After a long, insanely successful career writing songs for other musicians – The Eagles, Aaron Neville, Bonnie Raitt, Mavis Staples, and Rod Stewart, to name a few – it was time for Larry John McNally to begin writing songs for himself. One night, after mentioning to a friend that he was a fan of the Holy Grail of organs, the Hammond B3, that friend hooked him up with Harry Waters. Waters, son of Pink Floyd’s Roger Waters, had already made his own name in the industry, having performed with his father, Ozric Tentacles, Marianne Faithful, Tom Jones, Dean Ween and Nick Cave, sharing stages with the Stones, Dylan, Young, Gilmour, and Vedder, as well as fronting his own jazz band, The Harry Waters Band. McNally Waters were only a few songs into their partnership when they were offered an international tour, where they solidified their sound night after night on stage. With their second full-length album delayed by COVID-19, they released three songs, one of which is “Bang Bang.” It’s an incredibly timely, yet timeless, track that showcases the musical niche the pair carved out for themselves among blues, country, rock, and folk.
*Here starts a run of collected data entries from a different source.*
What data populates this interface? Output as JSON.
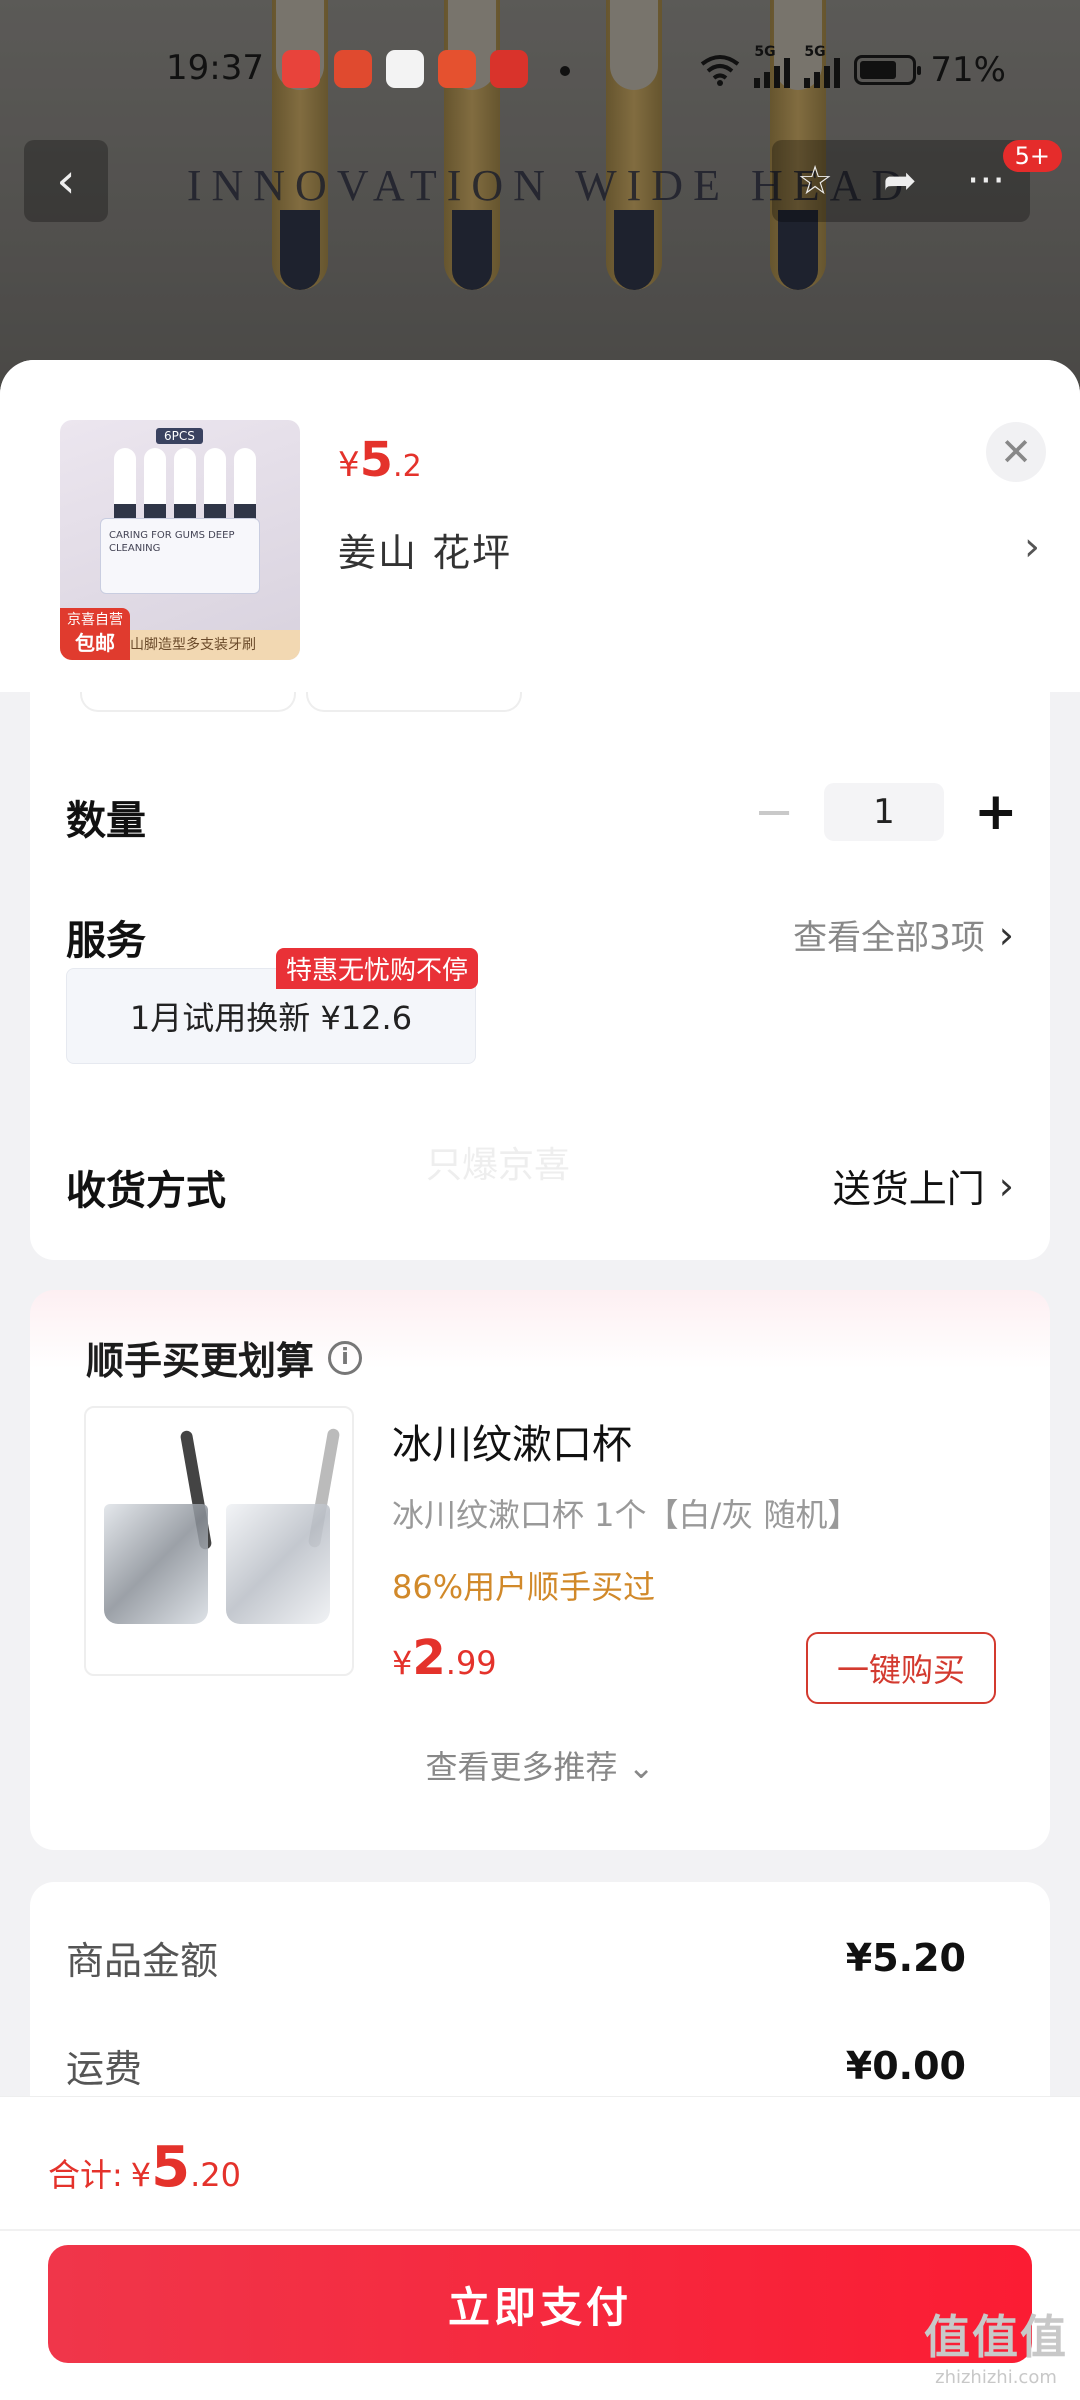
{
  "status": {
    "time": "19:37",
    "battery": "71%",
    "battery_level": 0.71,
    "network": "5G"
  },
  "hero": {
    "banner": "INNOVATION WIDE HEAD",
    "badge": "5+"
  },
  "sheet": {
    "price": {
      "currency": "¥",
      "int": "5",
      "dec": ".2"
    },
    "address": "姜山  花坪",
    "thumb_label": "山脚造型多支装牙刷",
    "thumb_pack": "6PCS",
    "thumb_card_text": "CARING FOR GUMS DEEP CLEANING",
    "thumb_tag_top": "京喜自营",
    "thumb_tag_bottom": "包邮"
  },
  "options": {
    "qty_label": "数量",
    "qty_value": "1",
    "service_label": "服务",
    "service_right": "查看全部3项",
    "service_chip": "1月试用换新  ¥12.6",
    "service_tag": "特惠无忧购不停",
    "delivery_label": "收货方式",
    "delivery_value": "送货上门",
    "watermark": "只爆京喜"
  },
  "addon": {
    "title": "顺手买更划算",
    "name": "冰川纹漱口杯",
    "desc": "冰川纹漱口杯 1个【白/灰 随机】",
    "hint": "86%用户顺手买过",
    "price": {
      "currency": "¥",
      "int": "2",
      "dec": ".99"
    },
    "buy_label": "一键购买",
    "more_label": "查看更多推荐"
  },
  "totals": {
    "goods_label": "商品金额",
    "goods_value": "¥5.20",
    "shipping_label": "运费",
    "shipping_value": "¥0.00"
  },
  "footer": {
    "sum_label": "合计:",
    "sum": {
      "currency": "¥",
      "int": "5",
      "dec": ".20"
    },
    "pay_label": "立即支付",
    "site_big": "值值值",
    "site_small": "zhizhizhi.com"
  },
  "icons": {
    "back": "chevron-left-icon",
    "star": "star-icon",
    "share": "share-icon",
    "more": "more-icon",
    "close": "close-icon",
    "info": "info-icon"
  },
  "colors": {
    "accent_red": "#e4322b",
    "hint_orange": "#d1892a",
    "pay_gradient_start": "#f0364a",
    "pay_gradient_end": "#fb1c33"
  }
}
“Bang Bang” is the song you want to hear when you walk into a hot, smoky little joint in the middle of nowhere – or the middle of anywhere. A rollicking, soulful piano number, it’s one of those songs that’s got so much understated melody and such killer playing, it’s over before you know it. It’s bluesy Americana born in LA but recorded in the British countryside. McNally and Waters tracked the whole album live in just six days with Pat Kenneally on drums and Tali Trow handling bass. You can hear the straight-to-the-point protest spirit of Joni Mitchell in the song’s plainspoken manner and the matter-of-fact delivery of incendiary turns of phrase like BLM’s calling card, “Hands up, don’t shoot, bang bang.” It’s not just one of McNally Waters’ best songs; it’s an important, politically-charged folk protest for our time, as catchy as it is crucial.
The songwriting team of McNally Waters could’ve penned a track about damn near any subject. Says McNally, “the initial inspiration was the death of Eric Garner, at the hands of the police, in addition to the trials and tribulations of certain young men in my life, pushing against societies’ society’s boundaries and society pushing back on them.” The clip doubles down on the topic with some stark line-drawn animations from illustrator Gabriel Isacson. The frame is periodically crisscrossed by a blooming flower (hope in the most dire of circumstances), a snake (Biblical loss of innocence, evil intent), and birds in flight (take your pick on that one – darkness, light, death? Bird imagery has it all). In between, the guys walk the outskirts of a California desert town, the morning after a late-night gig. Perhaps they were clearing their heads after laying something heavy like “Bang Bang” on some folks who needed to see some kindred spirits up on that stage.